= Peter de Jager =

Computer engineer

Peter de Jager (born 1955) is a South African-born Canadian computer engineer, best known for his Y2K early 1990s outcry warning; he is the namesake of the de Jager Year 2000 index, which began trading on the American Stock Exchange in 1997.

De Jager co-authored Countdown Y2K: Business Survival Planning for the Year 2000, and periodically writes for Canada's Municipal World magazine, focusing on change management.

==Y2K==
In a 2023 documentary, De Jager said: "In 1977, I started as an operator with IBM. First day on the job, I noticed that our systems were using two-digit years. When I brought it up to management, management said, 'Don't worry about it, it isn't going to happen for another 23 years so relax.' I did."

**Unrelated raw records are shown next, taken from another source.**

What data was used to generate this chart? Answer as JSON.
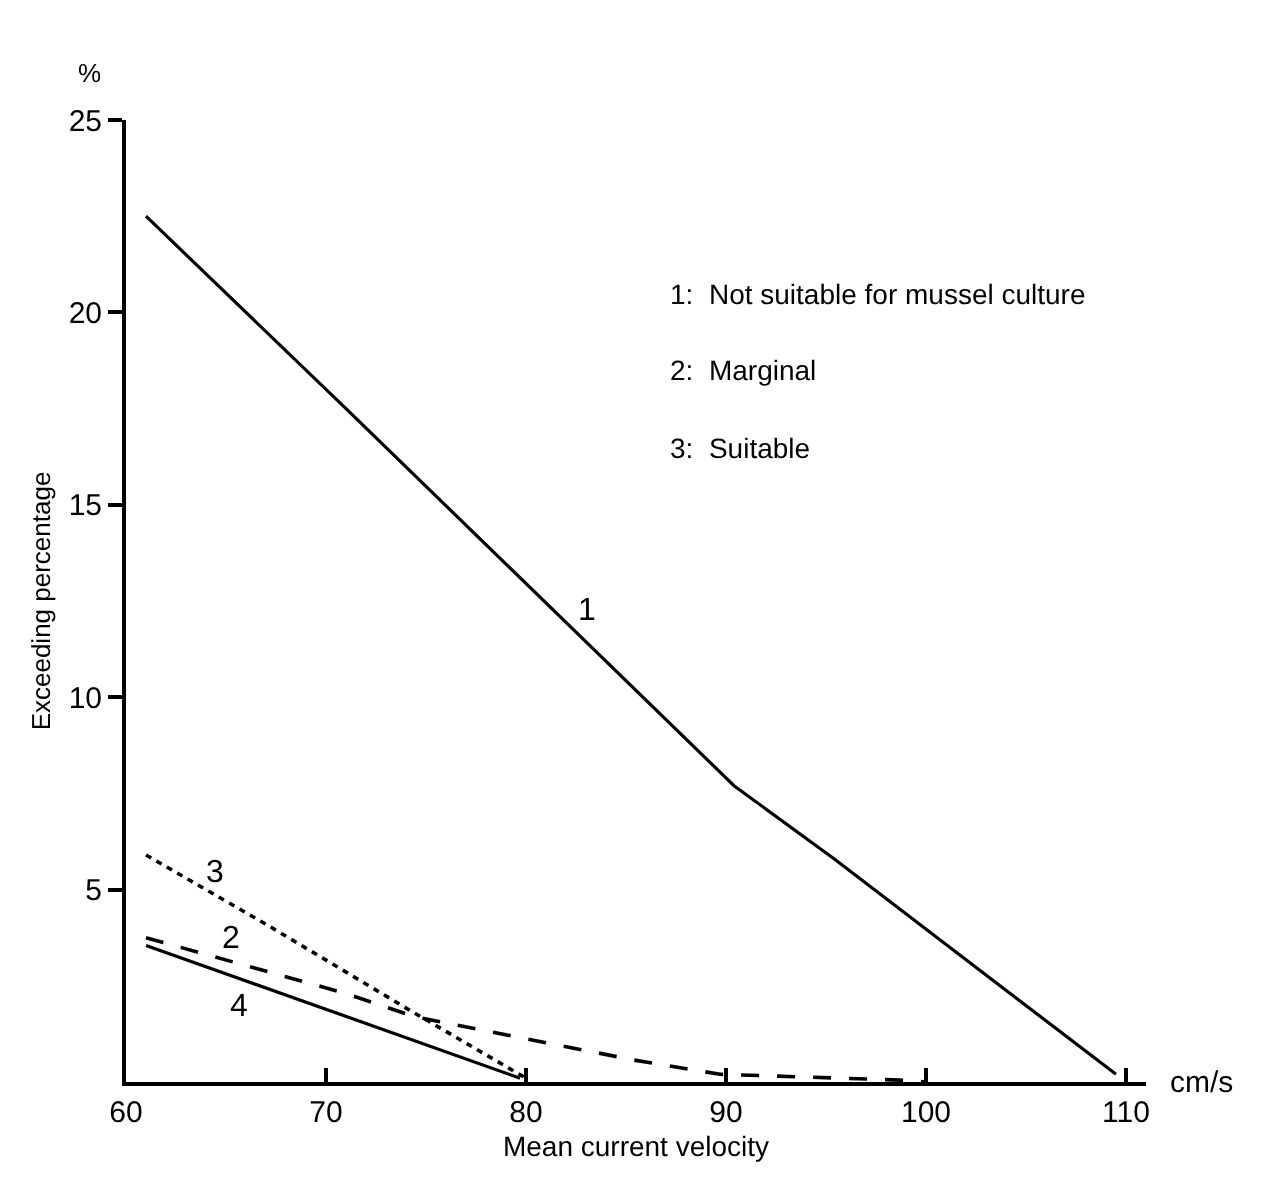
{
  "chart_data": {
    "type": "line",
    "xlabel": "Mean current velocity",
    "ylabel": "Exceeding percentage",
    "xlim": [
      60,
      111
    ],
    "xticks": [
      60,
      70,
      80,
      90,
      100,
      110
    ],
    "ylim": [
      0,
      25
    ],
    "yticks": [
      5,
      10,
      15,
      20,
      25
    ],
    "legend": false,
    "marker": "none",
    "series": [
      {
        "name": "1",
        "color": "#000000",
        "line_style": "solid",
        "x": [
          61,
          71,
          90.4,
          95.4,
          109.5
        ],
        "values": [
          22.5,
          17.5,
          7.7,
          5.8,
          0.2
        ]
      },
      {
        "name": "2",
        "color": "#000000",
        "line_style": "dashed",
        "x": [
          61,
          71,
          74.4,
          85.4,
          89.7,
          98.7,
          100
        ],
        "values": [
          3.75,
          2.3,
          1.7,
          0.57,
          0.2,
          0.05,
          0
        ]
      },
      {
        "name": "3",
        "color": "#000000",
        "line_style": "dotted",
        "x": [
          61,
          67,
          74.4,
          80
        ],
        "values": [
          5.9,
          4.1,
          1.8,
          0.1
        ]
      },
      {
        "name": "4",
        "color": "#000000",
        "line_style": "solid",
        "x": [
          61,
          79.7
        ],
        "values": [
          3.55,
          0.1
        ]
      }
    ],
    "annotations": [
      "%",
      "cm/s",
      "1:  Not suitable for mussel culture",
      "2:  Marginal",
      "3:  Suitable"
    ]
  }
}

In 1993, de Jager wrote "Doomsday 2000", a three-page article about the effects of simple date calculations, and testified before the US Congress and the Canadian parliament in 1996. His initial estimate of the cost of fixing Y2K was "between $50 billion and $70 billion", which was subsequently reported to have been too low: Numbers like "only" $200 billion to over $300 billion proved more correct (for world-wide expenditures), with $120 billion by USA firms.

De Jager registered and built www.year2000.com, a website he later sold.

Part of his "we don't know in advance what will fail, ... so we have to fix everything" message was quoted by The New York Times in the summer of 1998, which listed examples of cascading effects on "smoke alarms, lighting systems and even thermostats in individual apartments." Fears of elevators that would go up and not come down were reported.

Although de Jager was quoted as not owning "a single share of any year-2000 stock" and that he "never mentioned a vendor from the stage" his year2000.com website had "a list of Y2K consultants and experts;" Forbes magazine wrote that he "makes money selling advertising on his Y2K web site."

In 2009, the Lifeboat Foundation presented de Jager with its Guardian Award, with this citation: "The 2009 Lifeboat Foundation Guardian Award has been given to Peter de Jager on the tenth anniversary of Y2K which he helped avert. This award is in recognition of his 1993 warning which alerted the world to the potential disaster that might have occurred on January 1, 2000 and his efforts in the following years to create global awareness of the problem, and the possible solutions. His presentations, articles, and more than 2,000 media interviews contributed significantly to the world’s mobilization to avoid that fate."

==Personal life==
De Jager was born in South Africa in 1955. He and his wife, Antoinette, have two sons.